Nos délais d’examen ne nous permettent pas de travailler correctement, et ces méthodes doivent changer ! La qualité de la législation fiscale ne gagne rien à ces procédures d’examen à marche forcée. L’épisode de la taxe à 3 %, retracé dans un rapport de l’Inspection générale des finances, l’IGF, montre malheureusement que la précipitation peut avoir des conséquences catastrophiques.

J’espère que nous pourrons revoir ces procédures avec le Gouvernement. Vous appelez de vos vœux, monsieur le ministre, un certain nombre d’évolutions. Nous sommes prêts à y travailler ; c’est indispensable si nous voulons mieux légiférer.

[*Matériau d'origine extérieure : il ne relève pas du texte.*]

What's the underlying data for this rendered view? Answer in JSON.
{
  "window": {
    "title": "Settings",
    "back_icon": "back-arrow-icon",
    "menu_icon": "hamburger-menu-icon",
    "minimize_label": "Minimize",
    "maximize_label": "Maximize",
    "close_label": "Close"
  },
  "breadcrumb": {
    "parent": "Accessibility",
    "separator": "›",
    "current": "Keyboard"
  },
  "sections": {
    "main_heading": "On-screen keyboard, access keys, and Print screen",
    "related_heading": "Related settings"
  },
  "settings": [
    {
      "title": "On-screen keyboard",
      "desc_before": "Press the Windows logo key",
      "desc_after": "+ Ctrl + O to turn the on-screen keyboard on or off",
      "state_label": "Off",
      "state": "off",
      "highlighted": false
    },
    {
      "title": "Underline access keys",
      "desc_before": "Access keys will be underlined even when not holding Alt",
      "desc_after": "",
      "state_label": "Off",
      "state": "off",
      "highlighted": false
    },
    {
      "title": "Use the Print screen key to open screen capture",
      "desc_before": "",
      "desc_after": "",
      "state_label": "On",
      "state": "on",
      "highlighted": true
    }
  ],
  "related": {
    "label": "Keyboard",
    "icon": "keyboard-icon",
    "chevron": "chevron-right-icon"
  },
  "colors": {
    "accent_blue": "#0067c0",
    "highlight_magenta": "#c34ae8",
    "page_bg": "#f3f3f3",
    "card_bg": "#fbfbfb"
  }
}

Enfin, j’en viens au prélèvement à la source, mesure emblématique de ce dernier projet de loi de finances rectificative, sur laquelle, monsieur le ministre, vous connaissez la position du Sénat.

J’ai examiné avec attention les rapports remis par le Gouvernement : le rapport d’audit de l’IGF, le rapport sur la phase pilote mise en œuvre cet été, avec moins de 600 collecteurs, enfin celui sur les options alternatives à la réforme proposée par le Gouvernement.

L’audit de l’IGF a pointé un certain nombre de difficultés pour lesquelles aucune solution concrète n’est apportée à ce jour : la prise en compte des réductions et crédits d’impôt, l’accompagnement des particuliers employeurs et de leurs salariés, le traitement des indemnités journalières maladie, ou encore l’état inégal de préparation des tiers collecteurs au passage au prélèvement à la source.

Certes, le projet de loi de finances rectificative procède à des aménagements et l’Assemblée nationale a également assoupli le régime des sanctions applicables aux tiers collecteurs, mais ces modifications demeurent marginales et ne répondent pas aux problèmes de fond de la réforme.

C’est pourquoi je reste convaincu, ainsi que la majorité sénatoriale, que la proposition présentée l’an dernier de prélèvement mensualisé et contemporain, effectué non par les entreprises, mais par l’administration fiscale, est la meilleure solution. Ce prélèvement évite de faire porter la charge de la retenue à la source par les employeurs – c’est l’administration fiscale, dont après tout c’est le travail, qui la supporte –, tout en supprimant l’année de décalage.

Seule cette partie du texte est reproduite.